One thing to note about the above wrapper is that it has an implicit conversion constructor set up to let you convert complex<T>s to ComplexPrinter<T>s. This means that if you have a vector< complex<T> >, you can print it out using your custom code by calling
vector< complex<double> > v = /* ... */
copy (v.begin(), v.end(), ostream_iterator< ComplexPrinter<double> >(cout, " "));
On output, the implicit conversion constructor will transform your complex<double>s into the wrappers, and your custom code will do the printing for you.
If you want to be very adventurous and cast caution to the wind, you could even write the class so that it just stores a reference to the original complex, as shown here:
template <typename T> class ComplexPrinter {
public:
/* Conversion constructor allows for implicit conversions from
* complex<T> to ComplexPrinter<T>.
*/
ComplexPrinter(const complex<T>& value) : c(value) {
// Handled in initializer list
}
/* Output the complex in your own format. */
friend ostream& operator<< (ostream& out, const ComplexPrinter& cp) {
/* ... print in your own format ... */
}
private:
const complex<T>& c;
};
This completely eliminates any copying and just makes the wrapper a thin veneer around a real complex. (No pun intended). You'd have to be very careful if you did this not to pass these objects around across scope boundaries where the original objects go out of scope, but if it's what you want it might work out just great.
Hope this helps!
template<class T>
struct my_complex_format_type {
std::complex<T> const &x;
my_complex_format_type(std::complex<T> const &x) : x (x) {}
friend std::ostream& operator<<(std::ostream &out,
my_complex_format_type const &value)
{
out << "format value.x however you like";
return out;
}
};
template<class T>
my_complex_format_type<T> my_complex_format(std::complex<T> const &x) {
return x;
}
void example() {
std::cout << my_complex_format(some_complex);
}
For any specific instantiation of complex<T>, Use a strong typedef (boost has a version) and cast to that type during << calls.
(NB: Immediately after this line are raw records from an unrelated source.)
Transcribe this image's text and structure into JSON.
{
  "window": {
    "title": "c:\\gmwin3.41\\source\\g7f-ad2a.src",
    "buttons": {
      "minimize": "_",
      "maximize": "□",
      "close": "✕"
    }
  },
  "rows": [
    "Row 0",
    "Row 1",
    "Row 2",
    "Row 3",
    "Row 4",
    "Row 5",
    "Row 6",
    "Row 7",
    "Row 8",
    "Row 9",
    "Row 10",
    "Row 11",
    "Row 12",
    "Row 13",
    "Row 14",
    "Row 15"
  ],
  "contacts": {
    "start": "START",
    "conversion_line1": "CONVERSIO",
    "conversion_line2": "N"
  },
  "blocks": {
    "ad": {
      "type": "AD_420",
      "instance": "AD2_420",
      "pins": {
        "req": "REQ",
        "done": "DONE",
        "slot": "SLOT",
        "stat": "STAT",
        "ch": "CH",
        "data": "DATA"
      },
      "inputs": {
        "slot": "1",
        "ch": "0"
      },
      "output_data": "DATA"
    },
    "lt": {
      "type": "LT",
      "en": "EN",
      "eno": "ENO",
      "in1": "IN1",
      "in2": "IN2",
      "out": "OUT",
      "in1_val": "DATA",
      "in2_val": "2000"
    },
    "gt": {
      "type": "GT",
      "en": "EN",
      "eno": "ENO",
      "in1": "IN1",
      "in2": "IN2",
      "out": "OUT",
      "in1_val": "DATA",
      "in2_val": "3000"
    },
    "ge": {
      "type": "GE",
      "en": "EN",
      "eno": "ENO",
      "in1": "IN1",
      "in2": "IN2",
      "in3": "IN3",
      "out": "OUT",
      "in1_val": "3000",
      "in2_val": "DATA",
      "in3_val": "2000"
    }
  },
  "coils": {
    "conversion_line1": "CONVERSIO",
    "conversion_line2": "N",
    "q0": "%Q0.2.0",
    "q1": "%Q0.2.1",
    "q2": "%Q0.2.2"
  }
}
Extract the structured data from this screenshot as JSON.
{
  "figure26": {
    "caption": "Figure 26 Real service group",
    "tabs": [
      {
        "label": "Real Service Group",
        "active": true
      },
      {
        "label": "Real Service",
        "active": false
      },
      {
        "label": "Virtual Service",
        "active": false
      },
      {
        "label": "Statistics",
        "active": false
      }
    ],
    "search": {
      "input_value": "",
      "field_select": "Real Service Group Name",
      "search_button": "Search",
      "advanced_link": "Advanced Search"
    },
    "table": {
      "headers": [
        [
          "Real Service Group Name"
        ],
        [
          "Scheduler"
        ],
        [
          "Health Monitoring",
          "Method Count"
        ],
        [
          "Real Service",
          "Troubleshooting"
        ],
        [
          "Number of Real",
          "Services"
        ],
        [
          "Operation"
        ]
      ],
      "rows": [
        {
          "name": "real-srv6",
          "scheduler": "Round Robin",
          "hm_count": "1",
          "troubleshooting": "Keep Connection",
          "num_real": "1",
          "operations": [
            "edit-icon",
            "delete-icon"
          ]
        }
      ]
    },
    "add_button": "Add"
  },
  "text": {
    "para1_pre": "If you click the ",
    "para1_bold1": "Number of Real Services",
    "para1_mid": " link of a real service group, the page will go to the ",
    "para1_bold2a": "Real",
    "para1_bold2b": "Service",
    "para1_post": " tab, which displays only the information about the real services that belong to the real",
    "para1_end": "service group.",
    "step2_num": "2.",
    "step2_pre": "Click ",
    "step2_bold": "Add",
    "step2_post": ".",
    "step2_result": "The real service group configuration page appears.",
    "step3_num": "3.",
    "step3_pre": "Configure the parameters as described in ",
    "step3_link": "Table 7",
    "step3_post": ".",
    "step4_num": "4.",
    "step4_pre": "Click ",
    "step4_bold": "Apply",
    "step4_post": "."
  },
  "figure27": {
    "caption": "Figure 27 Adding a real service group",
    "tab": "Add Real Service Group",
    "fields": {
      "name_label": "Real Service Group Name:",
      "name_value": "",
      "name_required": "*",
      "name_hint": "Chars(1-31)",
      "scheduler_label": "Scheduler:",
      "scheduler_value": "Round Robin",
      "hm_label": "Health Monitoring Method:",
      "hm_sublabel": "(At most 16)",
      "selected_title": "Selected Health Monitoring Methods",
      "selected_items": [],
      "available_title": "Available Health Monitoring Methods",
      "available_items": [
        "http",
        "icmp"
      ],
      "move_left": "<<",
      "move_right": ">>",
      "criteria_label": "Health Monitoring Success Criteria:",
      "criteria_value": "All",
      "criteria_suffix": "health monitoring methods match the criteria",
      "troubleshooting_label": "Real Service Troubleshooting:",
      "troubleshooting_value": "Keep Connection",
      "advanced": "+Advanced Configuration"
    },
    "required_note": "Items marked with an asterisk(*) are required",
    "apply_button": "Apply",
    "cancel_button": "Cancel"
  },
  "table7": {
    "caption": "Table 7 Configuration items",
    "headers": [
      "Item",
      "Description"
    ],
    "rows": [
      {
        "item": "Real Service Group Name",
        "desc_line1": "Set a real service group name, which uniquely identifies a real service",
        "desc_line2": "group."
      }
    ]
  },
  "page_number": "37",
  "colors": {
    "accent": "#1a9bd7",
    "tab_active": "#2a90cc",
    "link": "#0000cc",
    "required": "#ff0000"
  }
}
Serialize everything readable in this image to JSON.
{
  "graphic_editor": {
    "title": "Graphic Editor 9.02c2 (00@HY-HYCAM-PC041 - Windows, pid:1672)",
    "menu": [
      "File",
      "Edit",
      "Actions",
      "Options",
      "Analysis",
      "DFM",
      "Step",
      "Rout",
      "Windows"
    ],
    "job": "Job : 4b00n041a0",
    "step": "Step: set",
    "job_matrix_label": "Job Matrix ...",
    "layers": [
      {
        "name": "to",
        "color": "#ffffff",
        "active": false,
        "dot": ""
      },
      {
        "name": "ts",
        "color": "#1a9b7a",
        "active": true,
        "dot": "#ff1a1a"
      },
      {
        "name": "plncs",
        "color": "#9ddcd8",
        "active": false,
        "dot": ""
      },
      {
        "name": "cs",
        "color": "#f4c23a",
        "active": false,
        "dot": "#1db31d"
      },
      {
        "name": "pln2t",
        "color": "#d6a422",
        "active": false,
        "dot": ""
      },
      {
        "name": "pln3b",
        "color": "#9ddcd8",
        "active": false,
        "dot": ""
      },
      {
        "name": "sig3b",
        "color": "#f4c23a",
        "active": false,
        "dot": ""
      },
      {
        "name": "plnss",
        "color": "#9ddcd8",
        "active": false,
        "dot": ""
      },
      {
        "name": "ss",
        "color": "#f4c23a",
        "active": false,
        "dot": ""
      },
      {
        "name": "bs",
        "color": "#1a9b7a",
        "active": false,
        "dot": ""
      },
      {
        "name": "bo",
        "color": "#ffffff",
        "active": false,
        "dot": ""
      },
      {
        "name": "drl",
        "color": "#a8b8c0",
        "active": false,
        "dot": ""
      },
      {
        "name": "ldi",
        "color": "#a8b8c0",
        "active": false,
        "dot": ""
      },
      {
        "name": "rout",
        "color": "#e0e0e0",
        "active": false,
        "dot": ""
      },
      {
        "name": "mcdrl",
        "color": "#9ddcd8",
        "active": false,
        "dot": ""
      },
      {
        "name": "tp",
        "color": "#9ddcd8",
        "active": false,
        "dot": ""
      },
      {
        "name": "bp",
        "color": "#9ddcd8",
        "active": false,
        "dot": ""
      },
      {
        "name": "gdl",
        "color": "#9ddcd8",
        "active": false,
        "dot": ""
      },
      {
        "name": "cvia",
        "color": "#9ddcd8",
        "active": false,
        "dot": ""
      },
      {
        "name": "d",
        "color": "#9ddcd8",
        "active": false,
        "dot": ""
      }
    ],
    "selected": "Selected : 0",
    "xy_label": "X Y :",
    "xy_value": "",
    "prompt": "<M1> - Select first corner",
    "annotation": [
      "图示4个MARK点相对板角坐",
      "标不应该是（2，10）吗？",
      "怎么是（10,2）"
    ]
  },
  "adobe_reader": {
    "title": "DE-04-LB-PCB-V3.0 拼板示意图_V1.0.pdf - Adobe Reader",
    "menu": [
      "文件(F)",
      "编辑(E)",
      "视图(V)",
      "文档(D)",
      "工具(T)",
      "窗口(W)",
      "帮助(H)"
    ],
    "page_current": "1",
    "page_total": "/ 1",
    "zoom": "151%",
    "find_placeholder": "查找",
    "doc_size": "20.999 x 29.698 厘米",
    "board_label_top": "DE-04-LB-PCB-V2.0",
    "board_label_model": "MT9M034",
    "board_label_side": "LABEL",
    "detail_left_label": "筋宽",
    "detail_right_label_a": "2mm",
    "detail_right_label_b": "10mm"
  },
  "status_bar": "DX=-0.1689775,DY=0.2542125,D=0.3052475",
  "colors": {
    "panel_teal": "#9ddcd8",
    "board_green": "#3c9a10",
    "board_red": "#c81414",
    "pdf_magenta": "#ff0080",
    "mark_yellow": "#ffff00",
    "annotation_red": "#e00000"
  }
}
Override << for that type.
If you need to override << for any variation of complex<T> then life will be harder.
My answer to the same question here: c++ display complex number with i in imaginary part produces the behavior you want, at the expense of some risk of future incompatibility because it inserts a template specialization into the std:: namespace.
There is no really tidy way to do that. My suggestion would be to just ditch iostreams and write something more C-like instead. It will probably be faster to write, faster to read and faster to execute.